How many people have these stories? How many people knew those who died or their family members? It reaches out across time and space and affects all Americans. This was not just an attack on our physical selves but our souls. It was meant to break us, meant to make America crumble like those buildings at the World Trade Center; however, that didn't happen. It hardened us, made us stronger and more resolved not to yield, and it changed America forever in ways some of us wish it had not.
So the year has come around again, and we have the inevitable arrival of another 11th day of September. This year it is again on a Tuesday, and it makes me remember that day and the way I went to work, the way we all our started our day. The deceptively tranquil, cloudless sky was "blue all the way to Jesus," as a friend of mine from the South used to say. Kids kissed their parents goodbye, wives kissed husbands, friends waved goodbye as they got off the subway, and we all went on our individual paths.
Everyone likes Tuesday, mostly because it is not Monday. When people parted ways that morning, no one could fathom that it was the last time for so many. Those who entered the Twin Towers or the Pentagon or got on planes did so as part of routines, the practiced routes of their lives that didn't make them think twice. Some rode elevators up high into that blue sky, opened e-mails, made phone calls, or had that buttered roll and coffee before the day began. Then from out of that peaceful powder blue sky came death and destruction. The horror of it never ends because this gets played over again and again in our heads. If only we think, but we know there is no "do over" in life, and that is what we live with year after year after year.

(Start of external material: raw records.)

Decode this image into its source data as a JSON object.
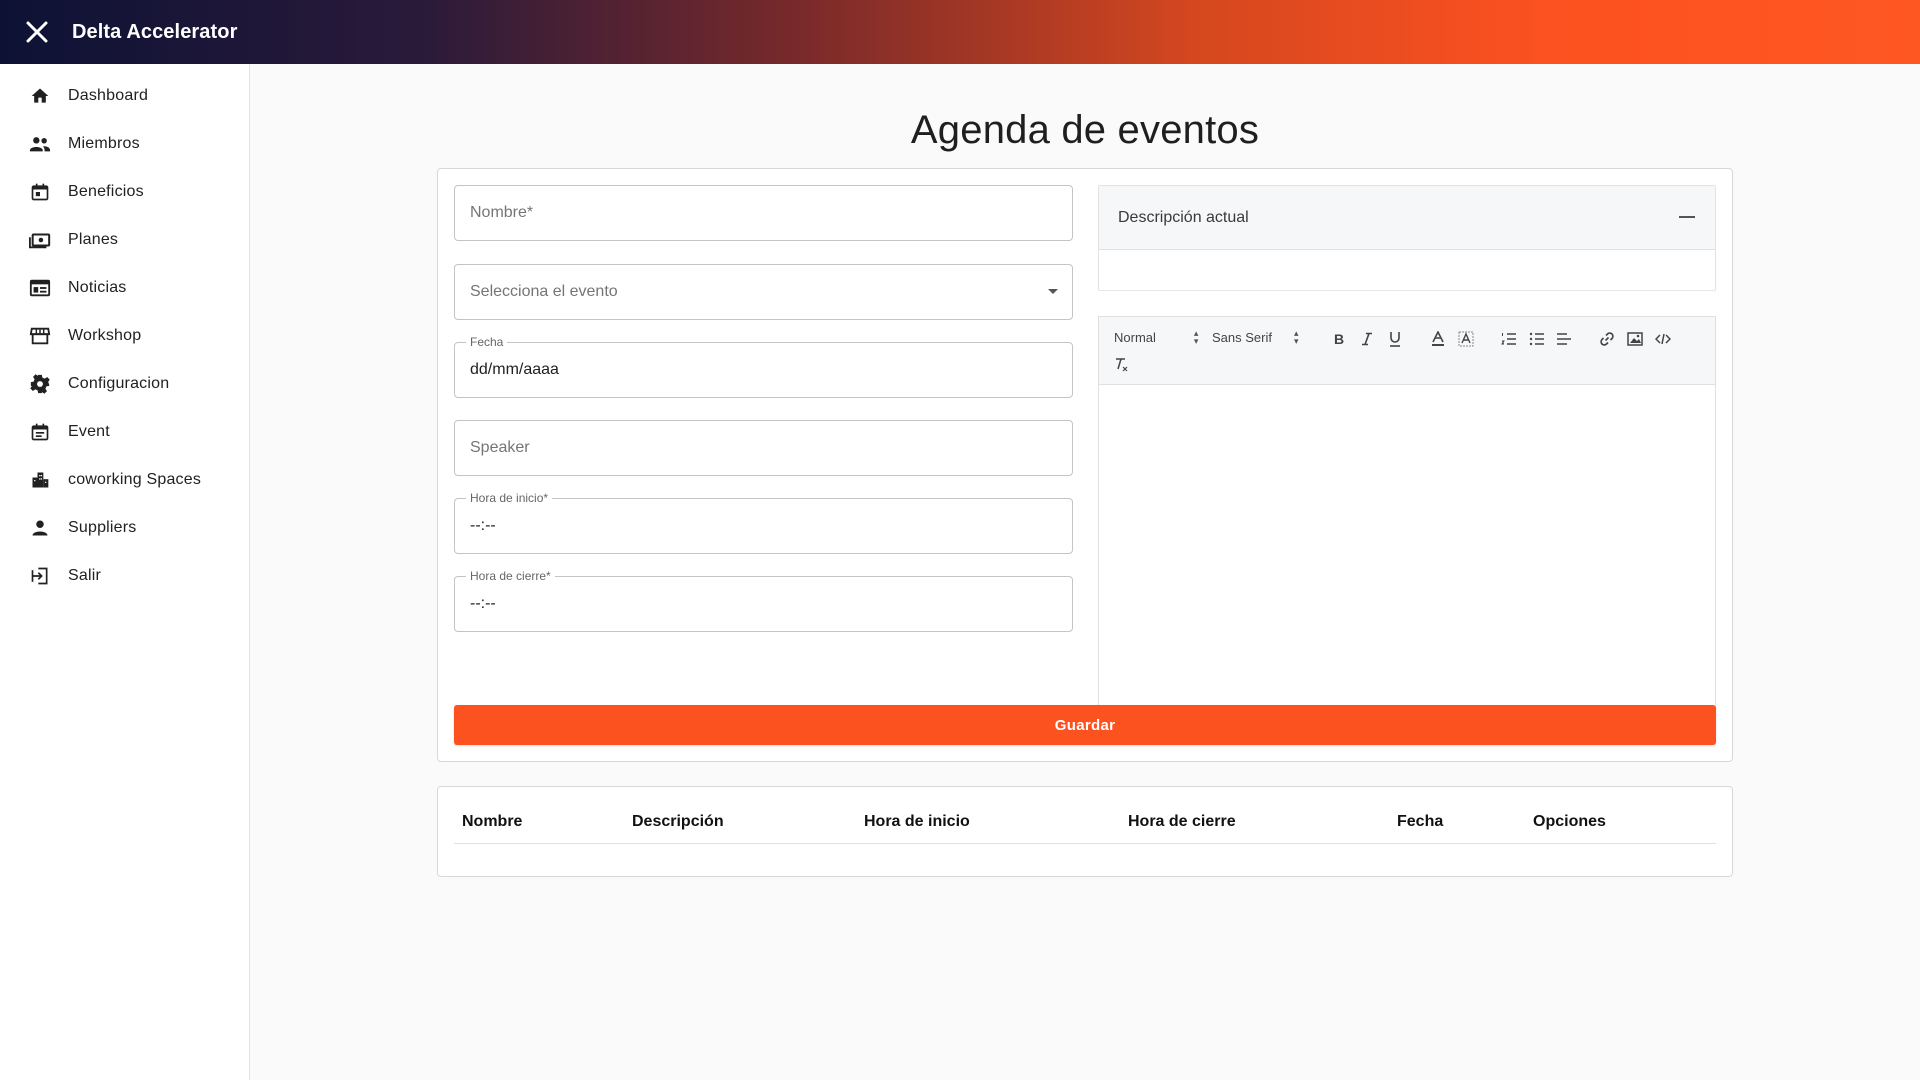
{
  "app": {
    "title": "Delta Accelerator"
  },
  "sidebar": {
    "items": [
      {
        "label": "Dashboard",
        "icon": "home-icon"
      },
      {
        "label": "Miembros",
        "icon": "people-icon"
      },
      {
        "label": "Beneficios",
        "icon": "calendar-icon"
      },
      {
        "label": "Planes",
        "icon": "payments-icon"
      },
      {
        "label": "Noticias",
        "icon": "news-icon"
      },
      {
        "label": "Workshop",
        "icon": "store-icon"
      },
      {
        "label": "Configuracion",
        "icon": "gear-icon"
      },
      {
        "label": "Event",
        "icon": "event-note-icon"
      },
      {
        "label": "coworking Spaces",
        "icon": "building-icon"
      },
      {
        "label": "Suppliers",
        "icon": "person-icon"
      },
      {
        "label": "Salir",
        "icon": "logout-icon"
      }
    ]
  },
  "page": {
    "title": "Agenda de eventos"
  },
  "form": {
    "nombre": {
      "placeholder": "Nombre*"
    },
    "evento": {
      "placeholder": "Selecciona el evento"
    },
    "fecha": {
      "label": "Fecha",
      "value": "dd/mm/aaaa"
    },
    "speaker": {
      "placeholder": "Speaker"
    },
    "hora_inicio": {
      "label": "Hora de inicio*",
      "value": "--:--"
    },
    "hora_cierre": {
      "label": "Hora de cierre*",
      "value": "--:--"
    },
    "save_label": "Guardar"
  },
  "description_panel": {
    "title": "Descripción actual"
  },
  "editor": {
    "header_select": "Normal",
    "font_select": "Sans Serif"
  },
  "table": {
    "headers": [
      "Nombre",
      "Descripción",
      "Hora de inicio",
      "Hora de cierre",
      "Fecha",
      "Opciones"
    ]
  },
  "colors": {
    "accent": "#fc521f",
    "appbar_start": "#0d1235",
    "appbar_end": "#ff5722"
  }
}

There should be no politics to 9/11, even though those who run for office tend to like to use the day as a means to their ends. We must ignore them for our purpose is not only to mourn the dead but to honor their memories. We must not allow the naysayers to get to us either. Those people who tell us "get over it" will never understand the heft of our sorrow, the depth of our grief, and it is a futile pursuit to try to make them see. As always, we should ignore these types of people and anyone (politicians or others) who tries to gain something from the day.






Article comments
1 - Dr. Joseph S. Maresca
The fateful day still registers clearly in mind. I was in midtown when the planes crashed. Quickly, there was a flight of cars out of Manhattan and into Harlem, Westchester and the Bronx. I didn't take a subway or bus for fear of sitting in traffic for hours. After a few minutes, a pungent burning smell was present everywhere. The smell was like burning steel. I had to walk at least a mile before the air was clear again. Remarkably, people moved out of the area quickly without falling over each other.
Moving quickly, I walked a number of miles from midtown into Harlem and got the first train going into Westchester County. The trains were jam packed. The exit from Manhattan was very orderly under the circumstances.
2 - Joan
Thank you Vic. You put into words my feelings.